HOTSTEPPERS – J’ai constitué un pool de rédacteurs qui ont proposé de m’aider à faire vivre Hotsteppers pendant ce temps d’arrêt et même après. Merci en particulier à Sébastien et Khadija qui m’ont prêté leur plume, bras, jambes et j’en passe pour des tests et feedbacks intéressants, toujours à l’écoute de mes exigences en matière de contenu…Les agences de presse et marques ne m’ont pas lâchée non plus. Une mention spéciale à la team Kalenji qui m’a invitée à Nice à l’occasion de la Prom’Classic, sachant que je serais incapable de participer à la course ou de faire un feedback quelconque sur leurs chaussures (Kiprun SD). Le blog Hotsteppers que vous lisez à cet instant n’a jamais cessé de rassembler plus de lecteurs, mois après mois, malgré mon absence totale du terrain et de tous les évènements presse possibles: incroyable non ? Merci.
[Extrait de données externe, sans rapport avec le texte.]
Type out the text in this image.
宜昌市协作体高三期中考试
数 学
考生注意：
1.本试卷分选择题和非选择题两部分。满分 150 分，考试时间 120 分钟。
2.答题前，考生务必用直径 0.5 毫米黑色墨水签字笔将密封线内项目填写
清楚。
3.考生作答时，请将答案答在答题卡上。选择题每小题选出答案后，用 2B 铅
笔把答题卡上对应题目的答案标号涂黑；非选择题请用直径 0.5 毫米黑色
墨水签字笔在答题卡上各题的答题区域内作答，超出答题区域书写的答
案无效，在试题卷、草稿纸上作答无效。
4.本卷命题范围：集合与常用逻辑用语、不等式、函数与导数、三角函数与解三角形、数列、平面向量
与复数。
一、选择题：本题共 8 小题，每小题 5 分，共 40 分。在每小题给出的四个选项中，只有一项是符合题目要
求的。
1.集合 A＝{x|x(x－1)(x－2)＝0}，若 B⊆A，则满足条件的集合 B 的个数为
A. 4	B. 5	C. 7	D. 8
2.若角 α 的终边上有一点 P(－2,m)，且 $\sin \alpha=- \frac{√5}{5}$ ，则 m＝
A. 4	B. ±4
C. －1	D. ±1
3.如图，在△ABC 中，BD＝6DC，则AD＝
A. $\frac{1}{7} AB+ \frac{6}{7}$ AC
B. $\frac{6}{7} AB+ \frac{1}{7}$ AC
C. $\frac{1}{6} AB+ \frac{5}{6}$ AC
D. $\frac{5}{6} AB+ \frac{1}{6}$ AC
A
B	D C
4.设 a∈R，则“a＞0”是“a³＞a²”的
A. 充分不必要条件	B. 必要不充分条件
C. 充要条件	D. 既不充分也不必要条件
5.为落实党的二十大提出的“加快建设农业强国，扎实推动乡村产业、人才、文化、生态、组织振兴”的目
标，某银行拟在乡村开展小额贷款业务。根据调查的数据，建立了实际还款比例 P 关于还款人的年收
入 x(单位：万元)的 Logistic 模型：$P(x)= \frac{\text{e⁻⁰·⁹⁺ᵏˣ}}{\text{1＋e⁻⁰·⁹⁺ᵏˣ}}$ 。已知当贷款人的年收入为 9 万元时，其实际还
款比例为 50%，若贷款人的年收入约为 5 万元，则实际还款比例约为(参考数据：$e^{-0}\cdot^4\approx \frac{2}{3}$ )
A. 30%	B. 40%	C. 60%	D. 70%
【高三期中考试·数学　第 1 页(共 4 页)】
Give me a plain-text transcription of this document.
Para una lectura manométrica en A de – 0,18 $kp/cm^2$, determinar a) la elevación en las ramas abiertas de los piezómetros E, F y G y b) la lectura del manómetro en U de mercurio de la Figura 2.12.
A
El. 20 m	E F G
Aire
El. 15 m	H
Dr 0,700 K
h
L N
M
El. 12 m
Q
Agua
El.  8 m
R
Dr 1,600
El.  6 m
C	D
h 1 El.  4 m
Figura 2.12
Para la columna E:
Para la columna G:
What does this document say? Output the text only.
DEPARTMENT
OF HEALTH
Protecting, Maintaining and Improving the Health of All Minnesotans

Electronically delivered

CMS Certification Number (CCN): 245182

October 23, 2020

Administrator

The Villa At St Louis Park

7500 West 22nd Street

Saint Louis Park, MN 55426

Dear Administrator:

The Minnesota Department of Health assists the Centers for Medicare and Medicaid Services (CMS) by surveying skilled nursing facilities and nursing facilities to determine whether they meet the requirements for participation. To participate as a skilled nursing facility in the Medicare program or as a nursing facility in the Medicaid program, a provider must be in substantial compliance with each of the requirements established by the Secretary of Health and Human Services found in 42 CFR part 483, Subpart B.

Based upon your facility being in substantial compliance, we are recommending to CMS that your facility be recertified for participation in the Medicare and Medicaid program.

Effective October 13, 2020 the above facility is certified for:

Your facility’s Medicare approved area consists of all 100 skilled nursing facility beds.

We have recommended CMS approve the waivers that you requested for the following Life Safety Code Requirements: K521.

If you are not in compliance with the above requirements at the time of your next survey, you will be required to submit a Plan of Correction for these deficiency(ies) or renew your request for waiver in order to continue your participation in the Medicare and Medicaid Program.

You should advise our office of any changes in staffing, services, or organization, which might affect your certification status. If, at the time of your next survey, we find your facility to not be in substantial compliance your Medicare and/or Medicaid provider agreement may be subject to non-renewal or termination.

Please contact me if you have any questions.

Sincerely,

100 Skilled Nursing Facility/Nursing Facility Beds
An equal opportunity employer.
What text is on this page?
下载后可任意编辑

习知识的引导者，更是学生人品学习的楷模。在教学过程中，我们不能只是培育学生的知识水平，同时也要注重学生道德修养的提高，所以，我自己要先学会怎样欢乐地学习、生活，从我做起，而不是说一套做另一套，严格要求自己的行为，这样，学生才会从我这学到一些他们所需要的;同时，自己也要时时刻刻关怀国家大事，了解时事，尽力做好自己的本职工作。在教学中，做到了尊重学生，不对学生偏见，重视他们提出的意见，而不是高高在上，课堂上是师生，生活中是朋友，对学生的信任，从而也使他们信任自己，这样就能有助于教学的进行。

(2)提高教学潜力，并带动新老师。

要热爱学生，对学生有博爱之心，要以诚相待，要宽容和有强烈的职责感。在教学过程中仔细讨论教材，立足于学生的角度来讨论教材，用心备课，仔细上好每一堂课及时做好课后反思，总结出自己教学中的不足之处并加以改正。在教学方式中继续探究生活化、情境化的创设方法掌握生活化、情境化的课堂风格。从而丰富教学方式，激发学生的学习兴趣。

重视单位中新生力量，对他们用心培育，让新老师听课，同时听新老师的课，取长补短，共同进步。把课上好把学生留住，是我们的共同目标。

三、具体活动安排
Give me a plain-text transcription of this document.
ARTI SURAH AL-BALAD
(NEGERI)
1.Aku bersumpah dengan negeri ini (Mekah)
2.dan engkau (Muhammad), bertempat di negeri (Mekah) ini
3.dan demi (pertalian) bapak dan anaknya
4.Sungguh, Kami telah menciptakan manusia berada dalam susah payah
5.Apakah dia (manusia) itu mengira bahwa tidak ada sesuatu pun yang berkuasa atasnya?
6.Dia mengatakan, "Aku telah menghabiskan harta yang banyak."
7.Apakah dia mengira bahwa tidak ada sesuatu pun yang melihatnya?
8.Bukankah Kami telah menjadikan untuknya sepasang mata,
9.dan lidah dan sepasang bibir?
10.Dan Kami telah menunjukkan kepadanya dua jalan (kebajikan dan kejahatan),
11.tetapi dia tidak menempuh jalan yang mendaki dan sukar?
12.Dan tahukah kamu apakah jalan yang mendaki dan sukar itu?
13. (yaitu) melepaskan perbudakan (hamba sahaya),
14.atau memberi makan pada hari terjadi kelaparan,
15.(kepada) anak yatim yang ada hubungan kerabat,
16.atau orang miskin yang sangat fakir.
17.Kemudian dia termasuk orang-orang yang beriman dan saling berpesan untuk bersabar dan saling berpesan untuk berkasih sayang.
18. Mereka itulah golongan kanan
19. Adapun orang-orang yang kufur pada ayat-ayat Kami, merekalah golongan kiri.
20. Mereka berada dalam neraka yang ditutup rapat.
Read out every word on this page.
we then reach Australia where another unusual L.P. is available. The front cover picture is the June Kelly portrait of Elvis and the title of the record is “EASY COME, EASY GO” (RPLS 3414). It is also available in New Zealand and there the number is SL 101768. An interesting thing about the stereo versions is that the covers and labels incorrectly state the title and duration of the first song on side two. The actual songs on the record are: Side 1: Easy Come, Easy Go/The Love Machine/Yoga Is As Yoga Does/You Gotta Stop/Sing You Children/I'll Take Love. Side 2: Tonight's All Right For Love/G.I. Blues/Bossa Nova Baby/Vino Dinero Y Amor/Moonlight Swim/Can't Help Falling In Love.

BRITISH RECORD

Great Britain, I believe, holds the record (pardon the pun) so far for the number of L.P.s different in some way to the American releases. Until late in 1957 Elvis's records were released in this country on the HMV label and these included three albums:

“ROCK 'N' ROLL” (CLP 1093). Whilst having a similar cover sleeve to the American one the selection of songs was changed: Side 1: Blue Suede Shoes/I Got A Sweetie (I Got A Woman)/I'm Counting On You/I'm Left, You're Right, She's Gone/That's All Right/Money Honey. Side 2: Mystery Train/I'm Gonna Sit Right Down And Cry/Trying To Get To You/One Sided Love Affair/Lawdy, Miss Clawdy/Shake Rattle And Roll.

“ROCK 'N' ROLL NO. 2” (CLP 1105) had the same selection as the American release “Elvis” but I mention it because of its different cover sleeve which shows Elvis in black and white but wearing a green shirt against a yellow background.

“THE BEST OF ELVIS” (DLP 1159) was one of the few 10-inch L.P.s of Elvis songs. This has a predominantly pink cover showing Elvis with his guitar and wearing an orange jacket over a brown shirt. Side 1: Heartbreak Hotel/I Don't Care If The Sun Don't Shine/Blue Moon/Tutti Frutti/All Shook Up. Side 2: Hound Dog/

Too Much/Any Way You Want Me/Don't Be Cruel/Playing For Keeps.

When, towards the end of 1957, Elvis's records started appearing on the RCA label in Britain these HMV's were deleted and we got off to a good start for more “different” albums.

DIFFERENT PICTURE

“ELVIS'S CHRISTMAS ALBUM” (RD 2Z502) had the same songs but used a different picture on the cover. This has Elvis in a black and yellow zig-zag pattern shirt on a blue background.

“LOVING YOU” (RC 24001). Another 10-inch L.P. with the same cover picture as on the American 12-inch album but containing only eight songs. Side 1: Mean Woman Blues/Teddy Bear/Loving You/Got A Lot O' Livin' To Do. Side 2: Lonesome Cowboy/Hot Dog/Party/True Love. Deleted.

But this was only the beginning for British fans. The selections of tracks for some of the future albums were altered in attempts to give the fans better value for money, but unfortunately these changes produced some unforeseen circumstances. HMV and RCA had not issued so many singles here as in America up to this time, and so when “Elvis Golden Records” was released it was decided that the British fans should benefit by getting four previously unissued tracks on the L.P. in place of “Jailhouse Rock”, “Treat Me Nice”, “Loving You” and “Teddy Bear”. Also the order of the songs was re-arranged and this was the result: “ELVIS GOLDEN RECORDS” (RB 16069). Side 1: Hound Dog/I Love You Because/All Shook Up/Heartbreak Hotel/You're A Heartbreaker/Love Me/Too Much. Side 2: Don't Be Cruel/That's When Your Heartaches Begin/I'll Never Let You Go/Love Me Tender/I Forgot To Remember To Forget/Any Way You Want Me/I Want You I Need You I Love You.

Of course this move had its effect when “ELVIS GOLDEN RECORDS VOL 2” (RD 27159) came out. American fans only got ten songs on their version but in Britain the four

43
CÔTE PRO – Je ne me suis arrêtée que 2 semaines au travail en 8 mois, ce qui m’a valu des journées difficiles de présence mais m’a permis de ne pas décrocher, ou plutôt de m’accrocher, et d’apprendre à accepter la compréhension et le soutien de mes collègues: difficile quand on a l’habitude d’être en forme et l’illusion de croire que l’on n’a besoin de personne. Qui plus est, j’ai appris à renoncer à certains projets, à ne pas être partout et à partager mon milliard d’idées plutôt que de les laisser bouillonner dans ma tête 🙂

CÔTE MEDICAL – Je me suis prise en mains pour constituer l’équipe la plus complémentaire qui soit autour de moi et avancer « patiemment » (ouch) et efficacement vers la guérison. Je vous parlerai en détails de tout ce que j’ai pu essayer une fois que j’aurais du recul, mais actuellement, le « protocole » est le suivant:

Une séance de « PCP » par semaine: « Pression Continue Profonde » – brevet déposé par un médecin ostéopathe, le Dr Khorassani,  qui obtient des résultats exceptionnels sur des patients ayant des douleurs chroniques, tendinites à répétition, symptômes fibromylagiques souvent peu considérés par le corps médical traditionnel ainsi que sur des athlètes, avec une augmentation de 20 à 30% de leurs capacités musculaires. Un sujet passionnant qui fera l’objet d’un article dédié avec explications à la clé. Le protocole est de 6 à 10 séances, je fais ma 5ème séance Lundi prochain.
Un médecin du sport que je consulte toutes les 3 semaines et qui me prescrit des myorelaxants en comprimé ou sous forme de mésothérapie (micro injections très superficielles – on ne sent rien – qui évitent de prendre trop de comprimés et d’abimer l’estomac). Ce médecin est très orienté « médecine naturelle » et micro-nutrition. Il m’a prescrit des suppléments en magnésium et de l’ATP pour aider mes muscles à retrouver leur condition (j’éprouve une grande fatigue quand je refais un effort plus intense, sans doutes dû à une déshabituation à l’effort) ainsi que des prélèvements sanguins pour déterminer d’éventuelles intolérances alimentaires (cf.ci-dessus, lien entre l’alimentation et les tensions musculaires).

Une à deux séances de marche aquatique par semaine. Ce sujet fera également l’objet d’un article. Je cite mon médecin « si tout le monde marchait en piscine régulièrement, je ferais faillite » – Ne croyez pas que la marche en piscine soit un truc de mamies. Je vous assure qu’au bout de 45′ avec de la résistance votre corps vous le fait savoir !
Une alimentation réduite en gluten (pain le matin uniquement et plus de riz, de quinoa, de lentilles, …) et agrémentée d’anti-inflammatoires naturels: huile de noix, curcuma, …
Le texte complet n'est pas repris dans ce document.